On Wed, Jul 12, 2023 at 09:24:43AM -0700, Linus Torvalds wrote:
> On Wed, 12 Jul 2023 at 02:56, Christian Brauner <brauner@xxxxxxxxxx> wrote:
> >
> > Changing the mode of symlinks is meaningless as the vfs doesn't take the
> > mode of a symlink into account during path lookup permission checking.
>
> Hmm. I have this dim memory that we actually used to do that as an
> extension at one point for the symlinks in /proc. Long long ago.
If we block it properly now. We could - crazy talk on my side now:
through a sysctl like the weird sysctl sysctl_protected_* stuff we have
already - later implement taking the mode of symlinks into account
properly.

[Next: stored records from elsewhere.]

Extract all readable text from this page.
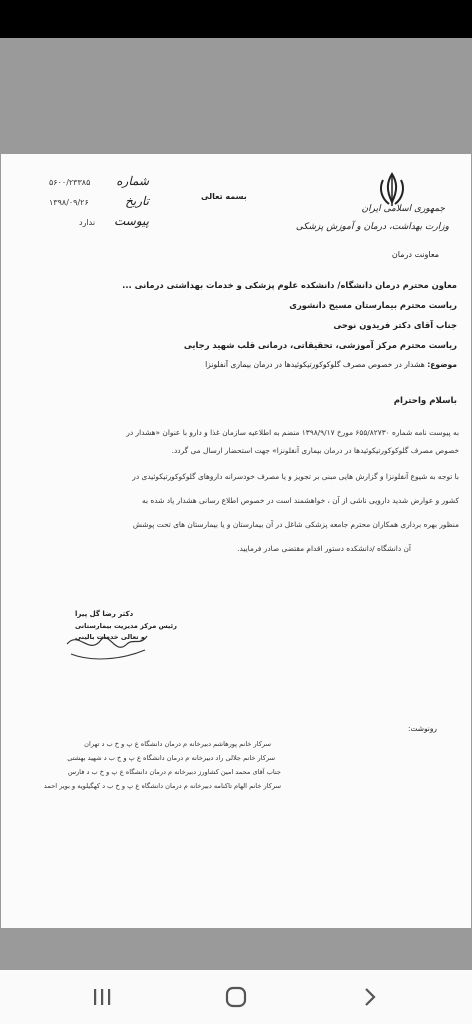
جمهوری اسلامی ایران
وزارت بهداشت، درمان و آموزش پزشکی
معاونت درمان
بسمه تعالی
شماره
۵۶۰۰/۲۳۳۸۵
تاریخ
۱۳۹۸/۰۹/۲۶
پیوست
ندارد
معاون محترم درمان دانشگاه/ دانشکده علوم پزشکی و خدمات بهداشتی درمانی ...
ریاست محترم بیمارستان مسیح دانشوری
جناب آقای دکتر فریدون نوحی
ریاست محترم مرکز آموزشی، تحقیقاتی، درمانی قلب شهید رجایی
موضوع: هشدار در خصوص مصرف گلوکوکورتیکوئیدها در درمان بیماری آنفلونزا
باسلام واحترام
به پیوست نامه شماره ۶۵۵/۸۲۷۳۰ مورخ ۱۳۹۸/۹/۱۷ منضم به اطلاعیه سازمان غذا و دارو با عنوان «هشدار در
خصوص مصرف گلوکوکورتیکوئیدها در درمان بیماری آنفلونزا» جهت استحضار ارسال می گردد.
با توجه به شیوع آنفلونزا و گزارش هایی مبنی بر تجویز و یا مصرف خودسرانه داروهای گلوکوکورتیکوئیدی در
کشور و عوارض شدید دارویی ناشی از آن ، خواهشمند است در خصوص اطلاع رسانی هشدار یاد شده به
منظور بهره برداری همکاران محترم جامعه پزشکی شاغل در آن بیمارستان و یا بیمارستان های تحت پوشش
آن دانشگاه /دانشکده دستور اقدام مقتضی صادر فرمایید.
دکتر رضا گل پیرا
رئیس مرکز مدیریت بیمارستانی
و تعالی خدمات بالینی
رونوشت:
سرکار خانم پورهاشم دبیرخانه م درمان دانشگاه ع پ و خ ب د تهران
سرکار خانم جلالی راد دبیرخانه م درمان دانشگاه ع پ و خ ب د شهید بهشتی
جناب آقای محمد امین کشاورز دبیرخانه م درمان دانشگاه ع پ و خ ب د فارس
سرکار خانم الهام تاکنامه دبیرخانه م درمان دانشگاه ع پ و خ ب د کهگیلویه و بویر احمد
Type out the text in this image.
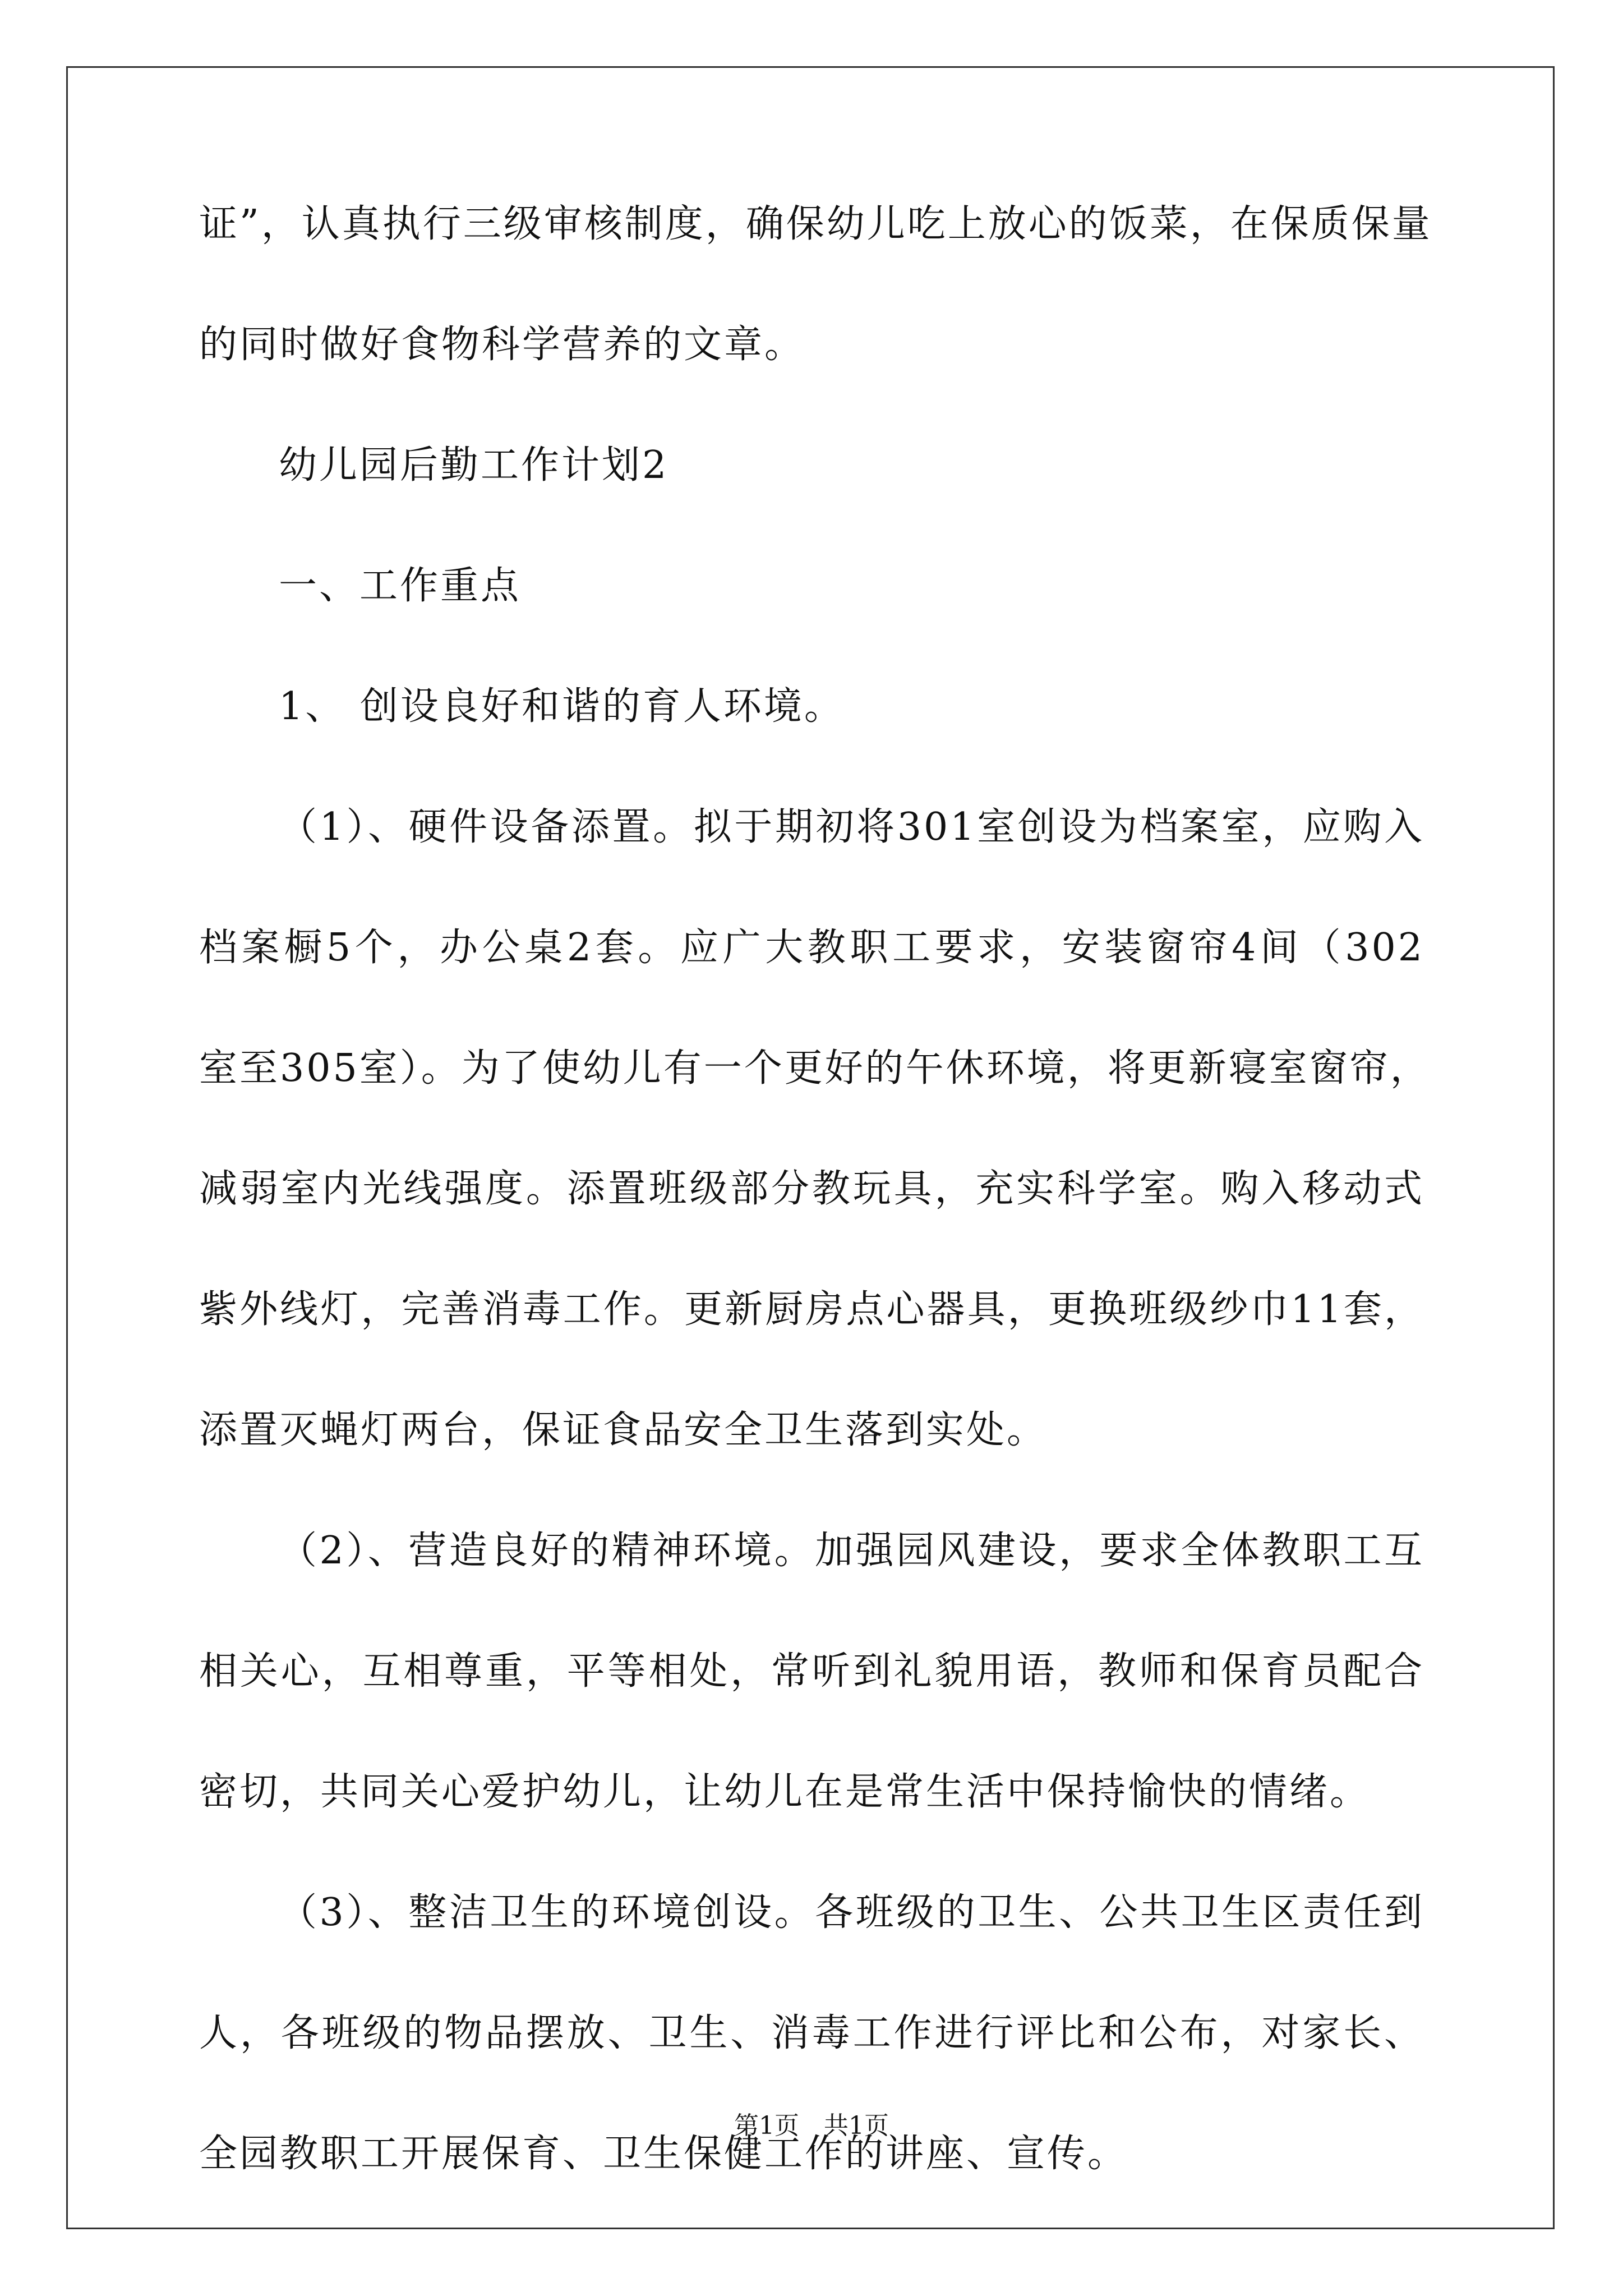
证”，认真执行三级审核制度，确保幼儿吃上放心的饭菜，在保质保量
的同时做好食物科学营养的文章。
幼儿园后勤工作计划2
一、工作重点
1、 创设良好和谐的育人环境。
（1）、硬件设备添置。拟于期初将301室创设为档案室，应购入
档案橱5个，办公桌2套。应广大教职工要求，安装窗帘4间（302
室至305室）。为了使幼儿有一个更好的午休环境，将更新寝室窗帘，
减弱室内光线强度。添置班级部分教玩具，充实科学室。购入移动式
紫外线灯，完善消毒工作。更新厨房点心器具，更换班级纱巾11套，
添置灭蝇灯两台，保证食品安全卫生落到实处。
（2）、营造良好的精神环境。加强园风建设，要求全体教职工互
相关心，互相尊重，平等相处，常听到礼貌用语，教师和保育员配合
密切，共同关心爱护幼儿，让幼儿在是常生活中保持愉快的情绪。
（3）、整洁卫生的环境创设。各班级的卫生、公共卫生区责任到
人，各班级的物品摆放、卫生、消毒工作进行评比和公布，对家长、
全园教职工开展保育、卫生保健工作的讲座、宣传。
第1页　共1页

I'm not saying we should nor that it's wise but it would be
doable.
>
> Or maybe it was just a potential plan.
>
> Because at least in /proc, the symlinks *do* have protection semantics
> (ie you can't do readlink() on them or follow them without the right
> permissions.
>
> That said, blocking the mode setting sounds fine, because the proc
> permissions are basically done separately.
>
> However:
>
> > if ((ia_valid & ATTR_MODE)) {
> > + if (S_ISLNK(inode->i_mode))
> > + return -EOPNOTSUPP;
> > +
> > umode_t amode = attr->ia_mode;
>
> The above is not ok. It might compile these days because we have to
> allow statements before declarations for other reasons, but that
> doesn't make it ok.
Sorry, I completely missed that. I miss the days when that would've
thrown a compile error right away. Let me send a v2 right now.